A Bloomberg news report quoted Villaraigosa as saying the vote may take place as early as November, but could be held in March 2011.Villaraigosa said he wants to increase pension contributions and decrease benefits for both civilian and uniformed city employees, but changes for police officers and firefighters have to be approved by a ballot item.

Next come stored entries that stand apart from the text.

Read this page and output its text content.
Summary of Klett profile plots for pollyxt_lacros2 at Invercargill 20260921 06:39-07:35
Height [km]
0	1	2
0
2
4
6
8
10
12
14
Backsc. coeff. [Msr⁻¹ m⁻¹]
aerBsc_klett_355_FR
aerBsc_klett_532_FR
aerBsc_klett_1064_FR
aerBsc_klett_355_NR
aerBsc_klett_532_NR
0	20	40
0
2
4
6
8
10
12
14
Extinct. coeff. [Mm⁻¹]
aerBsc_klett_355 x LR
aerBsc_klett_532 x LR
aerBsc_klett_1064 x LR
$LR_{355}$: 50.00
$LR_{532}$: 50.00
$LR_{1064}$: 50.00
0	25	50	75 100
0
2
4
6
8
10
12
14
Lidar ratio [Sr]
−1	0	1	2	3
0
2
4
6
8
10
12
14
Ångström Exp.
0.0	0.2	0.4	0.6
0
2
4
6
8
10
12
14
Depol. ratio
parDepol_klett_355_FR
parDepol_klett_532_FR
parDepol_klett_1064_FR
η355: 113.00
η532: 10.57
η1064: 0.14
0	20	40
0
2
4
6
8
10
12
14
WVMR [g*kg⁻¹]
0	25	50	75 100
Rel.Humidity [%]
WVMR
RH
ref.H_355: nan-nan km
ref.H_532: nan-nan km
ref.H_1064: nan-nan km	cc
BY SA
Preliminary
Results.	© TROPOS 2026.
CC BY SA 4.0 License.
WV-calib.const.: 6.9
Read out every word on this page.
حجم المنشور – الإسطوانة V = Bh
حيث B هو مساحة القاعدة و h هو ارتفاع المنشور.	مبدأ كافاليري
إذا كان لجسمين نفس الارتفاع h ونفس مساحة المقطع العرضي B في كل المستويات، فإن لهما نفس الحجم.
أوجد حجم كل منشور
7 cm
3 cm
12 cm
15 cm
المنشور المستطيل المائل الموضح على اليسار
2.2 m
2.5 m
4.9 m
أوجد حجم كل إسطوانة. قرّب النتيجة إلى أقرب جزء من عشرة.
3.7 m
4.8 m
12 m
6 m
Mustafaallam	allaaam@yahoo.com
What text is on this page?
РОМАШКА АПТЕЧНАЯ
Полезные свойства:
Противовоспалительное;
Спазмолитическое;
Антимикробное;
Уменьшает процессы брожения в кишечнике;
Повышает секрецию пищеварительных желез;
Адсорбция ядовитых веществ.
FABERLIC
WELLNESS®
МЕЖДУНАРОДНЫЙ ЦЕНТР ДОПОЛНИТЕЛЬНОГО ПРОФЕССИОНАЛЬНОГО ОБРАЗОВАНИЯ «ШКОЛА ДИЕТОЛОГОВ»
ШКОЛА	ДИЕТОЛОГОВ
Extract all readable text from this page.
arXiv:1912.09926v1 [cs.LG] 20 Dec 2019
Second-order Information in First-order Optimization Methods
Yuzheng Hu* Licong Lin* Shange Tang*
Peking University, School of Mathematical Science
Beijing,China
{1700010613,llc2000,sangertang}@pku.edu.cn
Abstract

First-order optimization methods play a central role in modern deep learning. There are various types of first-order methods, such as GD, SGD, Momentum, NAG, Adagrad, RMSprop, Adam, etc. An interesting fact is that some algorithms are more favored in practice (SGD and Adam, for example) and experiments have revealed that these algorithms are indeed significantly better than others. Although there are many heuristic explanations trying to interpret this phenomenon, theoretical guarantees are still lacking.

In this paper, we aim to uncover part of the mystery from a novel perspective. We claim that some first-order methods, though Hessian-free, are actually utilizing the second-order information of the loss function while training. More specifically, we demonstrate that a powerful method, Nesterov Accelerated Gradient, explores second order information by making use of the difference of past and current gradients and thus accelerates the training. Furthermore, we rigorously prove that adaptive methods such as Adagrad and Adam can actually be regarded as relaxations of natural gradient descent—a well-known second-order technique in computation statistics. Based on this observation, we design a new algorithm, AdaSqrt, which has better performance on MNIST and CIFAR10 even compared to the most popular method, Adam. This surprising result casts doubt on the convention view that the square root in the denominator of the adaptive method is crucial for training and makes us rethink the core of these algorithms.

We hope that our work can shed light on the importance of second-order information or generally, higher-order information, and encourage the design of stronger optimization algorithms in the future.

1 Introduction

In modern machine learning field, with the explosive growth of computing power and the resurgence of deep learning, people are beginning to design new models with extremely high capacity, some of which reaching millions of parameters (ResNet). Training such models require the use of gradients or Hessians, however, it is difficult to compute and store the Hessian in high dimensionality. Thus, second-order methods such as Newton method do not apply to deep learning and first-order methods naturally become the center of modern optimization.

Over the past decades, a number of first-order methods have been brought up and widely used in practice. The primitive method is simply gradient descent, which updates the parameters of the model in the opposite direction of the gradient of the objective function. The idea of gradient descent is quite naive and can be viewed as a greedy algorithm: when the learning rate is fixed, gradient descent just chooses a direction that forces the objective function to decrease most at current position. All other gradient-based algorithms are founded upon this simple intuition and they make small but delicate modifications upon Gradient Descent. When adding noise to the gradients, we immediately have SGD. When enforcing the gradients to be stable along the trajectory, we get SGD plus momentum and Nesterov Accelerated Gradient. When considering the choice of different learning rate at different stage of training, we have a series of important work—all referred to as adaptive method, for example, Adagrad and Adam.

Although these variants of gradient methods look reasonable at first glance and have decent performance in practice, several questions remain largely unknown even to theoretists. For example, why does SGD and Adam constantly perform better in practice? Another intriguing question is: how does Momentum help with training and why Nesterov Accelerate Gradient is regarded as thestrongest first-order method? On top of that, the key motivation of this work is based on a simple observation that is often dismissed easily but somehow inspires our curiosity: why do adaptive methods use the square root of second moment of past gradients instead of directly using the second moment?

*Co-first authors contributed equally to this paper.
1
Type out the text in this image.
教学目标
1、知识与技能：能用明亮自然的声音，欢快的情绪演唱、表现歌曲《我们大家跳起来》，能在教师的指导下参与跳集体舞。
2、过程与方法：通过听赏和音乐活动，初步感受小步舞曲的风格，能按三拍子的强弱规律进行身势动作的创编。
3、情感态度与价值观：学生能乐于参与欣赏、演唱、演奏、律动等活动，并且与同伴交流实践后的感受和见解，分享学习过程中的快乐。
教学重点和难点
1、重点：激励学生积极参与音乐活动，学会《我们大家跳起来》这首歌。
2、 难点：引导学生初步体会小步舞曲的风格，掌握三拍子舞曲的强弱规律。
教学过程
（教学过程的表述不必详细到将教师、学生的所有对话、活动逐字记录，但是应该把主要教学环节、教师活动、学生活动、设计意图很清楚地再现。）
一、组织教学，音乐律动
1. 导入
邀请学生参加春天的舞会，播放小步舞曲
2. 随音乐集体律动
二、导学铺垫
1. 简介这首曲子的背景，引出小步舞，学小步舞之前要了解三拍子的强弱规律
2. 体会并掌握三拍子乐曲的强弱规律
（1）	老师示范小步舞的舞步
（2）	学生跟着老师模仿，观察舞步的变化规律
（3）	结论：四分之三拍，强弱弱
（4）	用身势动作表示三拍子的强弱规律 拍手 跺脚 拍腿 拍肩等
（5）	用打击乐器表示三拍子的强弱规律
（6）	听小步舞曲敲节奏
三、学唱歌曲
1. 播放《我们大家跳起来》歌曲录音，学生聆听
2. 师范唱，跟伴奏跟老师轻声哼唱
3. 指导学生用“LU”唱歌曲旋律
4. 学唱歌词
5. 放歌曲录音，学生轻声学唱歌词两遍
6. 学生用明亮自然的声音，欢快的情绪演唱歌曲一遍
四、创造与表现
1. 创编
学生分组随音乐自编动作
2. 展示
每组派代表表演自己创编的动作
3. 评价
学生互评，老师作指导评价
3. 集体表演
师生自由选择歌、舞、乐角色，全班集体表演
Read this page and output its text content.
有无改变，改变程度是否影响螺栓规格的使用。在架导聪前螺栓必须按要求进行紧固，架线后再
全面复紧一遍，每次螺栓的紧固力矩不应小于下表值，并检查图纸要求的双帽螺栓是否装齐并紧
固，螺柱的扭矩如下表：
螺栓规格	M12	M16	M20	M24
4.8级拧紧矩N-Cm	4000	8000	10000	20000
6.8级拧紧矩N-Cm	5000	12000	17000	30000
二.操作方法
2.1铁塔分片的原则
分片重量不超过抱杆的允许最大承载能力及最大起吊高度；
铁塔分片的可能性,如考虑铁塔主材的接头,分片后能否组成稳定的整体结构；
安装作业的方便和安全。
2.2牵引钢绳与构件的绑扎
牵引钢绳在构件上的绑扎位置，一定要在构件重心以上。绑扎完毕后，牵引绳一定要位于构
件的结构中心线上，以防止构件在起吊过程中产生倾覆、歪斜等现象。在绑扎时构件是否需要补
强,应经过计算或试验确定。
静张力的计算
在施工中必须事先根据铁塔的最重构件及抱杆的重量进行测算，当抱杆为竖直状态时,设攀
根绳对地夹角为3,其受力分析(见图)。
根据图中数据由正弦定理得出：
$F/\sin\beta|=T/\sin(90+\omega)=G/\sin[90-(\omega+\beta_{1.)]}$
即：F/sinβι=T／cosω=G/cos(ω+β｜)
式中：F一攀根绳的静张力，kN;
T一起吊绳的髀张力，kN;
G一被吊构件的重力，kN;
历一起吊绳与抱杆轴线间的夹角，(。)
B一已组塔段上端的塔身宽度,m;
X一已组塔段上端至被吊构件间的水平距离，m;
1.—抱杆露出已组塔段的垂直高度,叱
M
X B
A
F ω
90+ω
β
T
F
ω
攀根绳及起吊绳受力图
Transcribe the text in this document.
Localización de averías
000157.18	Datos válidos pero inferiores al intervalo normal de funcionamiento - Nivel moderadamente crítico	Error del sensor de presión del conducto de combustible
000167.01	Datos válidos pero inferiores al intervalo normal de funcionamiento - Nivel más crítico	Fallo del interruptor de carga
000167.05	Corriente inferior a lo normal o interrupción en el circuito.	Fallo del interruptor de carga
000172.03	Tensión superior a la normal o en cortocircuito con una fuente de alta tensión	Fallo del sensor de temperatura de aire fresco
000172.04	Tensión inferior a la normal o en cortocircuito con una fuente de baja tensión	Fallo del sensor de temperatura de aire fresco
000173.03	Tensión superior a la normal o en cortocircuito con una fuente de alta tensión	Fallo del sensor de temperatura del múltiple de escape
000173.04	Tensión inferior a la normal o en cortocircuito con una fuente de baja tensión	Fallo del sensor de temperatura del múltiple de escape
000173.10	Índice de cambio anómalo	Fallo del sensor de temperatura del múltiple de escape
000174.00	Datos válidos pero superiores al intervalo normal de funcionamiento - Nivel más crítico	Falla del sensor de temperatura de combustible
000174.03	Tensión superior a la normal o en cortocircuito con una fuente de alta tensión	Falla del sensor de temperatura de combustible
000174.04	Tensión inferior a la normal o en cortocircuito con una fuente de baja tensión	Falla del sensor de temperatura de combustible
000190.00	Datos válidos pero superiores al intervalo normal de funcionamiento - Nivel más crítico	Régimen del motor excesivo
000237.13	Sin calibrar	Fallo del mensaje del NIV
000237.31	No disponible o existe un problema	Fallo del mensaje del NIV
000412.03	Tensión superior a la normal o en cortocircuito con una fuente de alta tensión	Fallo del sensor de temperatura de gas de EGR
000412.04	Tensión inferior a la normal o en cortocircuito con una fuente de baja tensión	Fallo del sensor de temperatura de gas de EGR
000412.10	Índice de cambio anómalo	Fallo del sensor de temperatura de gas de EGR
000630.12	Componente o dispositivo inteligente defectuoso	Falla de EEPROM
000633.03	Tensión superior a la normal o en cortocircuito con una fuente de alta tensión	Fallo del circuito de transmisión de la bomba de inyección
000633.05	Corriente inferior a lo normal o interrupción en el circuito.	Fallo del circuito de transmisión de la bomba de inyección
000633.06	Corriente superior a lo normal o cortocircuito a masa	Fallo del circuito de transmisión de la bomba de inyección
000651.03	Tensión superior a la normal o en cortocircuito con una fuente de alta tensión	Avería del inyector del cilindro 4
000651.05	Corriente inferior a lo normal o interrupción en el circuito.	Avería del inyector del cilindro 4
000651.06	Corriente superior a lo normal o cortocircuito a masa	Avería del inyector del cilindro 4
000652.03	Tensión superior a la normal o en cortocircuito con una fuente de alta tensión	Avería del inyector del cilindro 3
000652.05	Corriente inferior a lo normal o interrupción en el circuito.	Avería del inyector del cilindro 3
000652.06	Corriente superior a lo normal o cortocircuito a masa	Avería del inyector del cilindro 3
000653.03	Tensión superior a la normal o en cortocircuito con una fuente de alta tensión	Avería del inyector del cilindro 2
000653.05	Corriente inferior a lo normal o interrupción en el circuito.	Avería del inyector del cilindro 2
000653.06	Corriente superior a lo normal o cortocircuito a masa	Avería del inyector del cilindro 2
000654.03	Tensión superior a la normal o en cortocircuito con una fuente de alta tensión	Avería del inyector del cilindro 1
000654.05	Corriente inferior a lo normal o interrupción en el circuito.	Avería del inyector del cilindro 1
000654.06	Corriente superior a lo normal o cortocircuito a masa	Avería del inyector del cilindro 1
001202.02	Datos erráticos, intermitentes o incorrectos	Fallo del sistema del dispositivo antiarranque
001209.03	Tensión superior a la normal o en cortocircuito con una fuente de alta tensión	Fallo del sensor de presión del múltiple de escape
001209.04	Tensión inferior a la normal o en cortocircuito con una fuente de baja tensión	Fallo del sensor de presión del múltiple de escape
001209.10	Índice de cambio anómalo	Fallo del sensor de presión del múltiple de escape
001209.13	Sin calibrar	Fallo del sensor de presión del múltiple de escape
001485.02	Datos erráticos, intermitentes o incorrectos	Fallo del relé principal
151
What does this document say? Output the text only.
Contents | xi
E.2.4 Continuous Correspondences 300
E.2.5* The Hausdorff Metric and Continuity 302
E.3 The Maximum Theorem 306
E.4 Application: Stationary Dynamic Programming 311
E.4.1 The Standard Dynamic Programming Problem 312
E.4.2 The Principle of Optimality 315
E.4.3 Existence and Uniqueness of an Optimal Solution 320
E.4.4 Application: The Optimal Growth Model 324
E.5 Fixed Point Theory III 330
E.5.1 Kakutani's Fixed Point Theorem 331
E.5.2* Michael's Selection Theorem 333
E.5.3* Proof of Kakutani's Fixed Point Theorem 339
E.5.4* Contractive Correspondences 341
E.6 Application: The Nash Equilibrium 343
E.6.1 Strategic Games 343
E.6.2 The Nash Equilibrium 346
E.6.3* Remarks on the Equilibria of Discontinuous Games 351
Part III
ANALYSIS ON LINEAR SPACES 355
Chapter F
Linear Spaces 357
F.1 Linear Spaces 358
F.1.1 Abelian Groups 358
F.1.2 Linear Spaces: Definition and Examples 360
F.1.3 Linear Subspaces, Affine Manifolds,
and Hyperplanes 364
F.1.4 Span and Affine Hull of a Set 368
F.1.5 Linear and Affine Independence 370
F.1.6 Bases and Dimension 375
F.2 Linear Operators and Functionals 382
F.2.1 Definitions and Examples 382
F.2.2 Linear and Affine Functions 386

The city’s cost to pay pensions will nearly triple in the coming year to $801 million from $277 million in 2000, according to a report from City Administrative Officer Miguel Santana.
“We can’t sustain the pensions or the medical benefits at the rate we are currently,” the mayor said in an interview, according to Bloomberg. “I’ve said let’s work together to make our pay structure, benefits and pensions more sustainable and put ourselves back on the path to a sound financial footing.”
If voters approve the pension changes, newly hired police and firefighters may see hikes in the amount they are required to contribute to the plan and cuts in their pension benefits, Assistant City Administrative Officer Tom Coultas told Bloomberg.
Los Angeles police and firefighters last got an increase in their pension benefits in 2002, Coultas said. Officers and firefighters can retire with annual pension payments equal to 90% of their last salary, up from 70% under the previous plan.
The city faces at least five years of budget deficits, including a $492 million gap for the fiscal year that begins July 1, Santana said.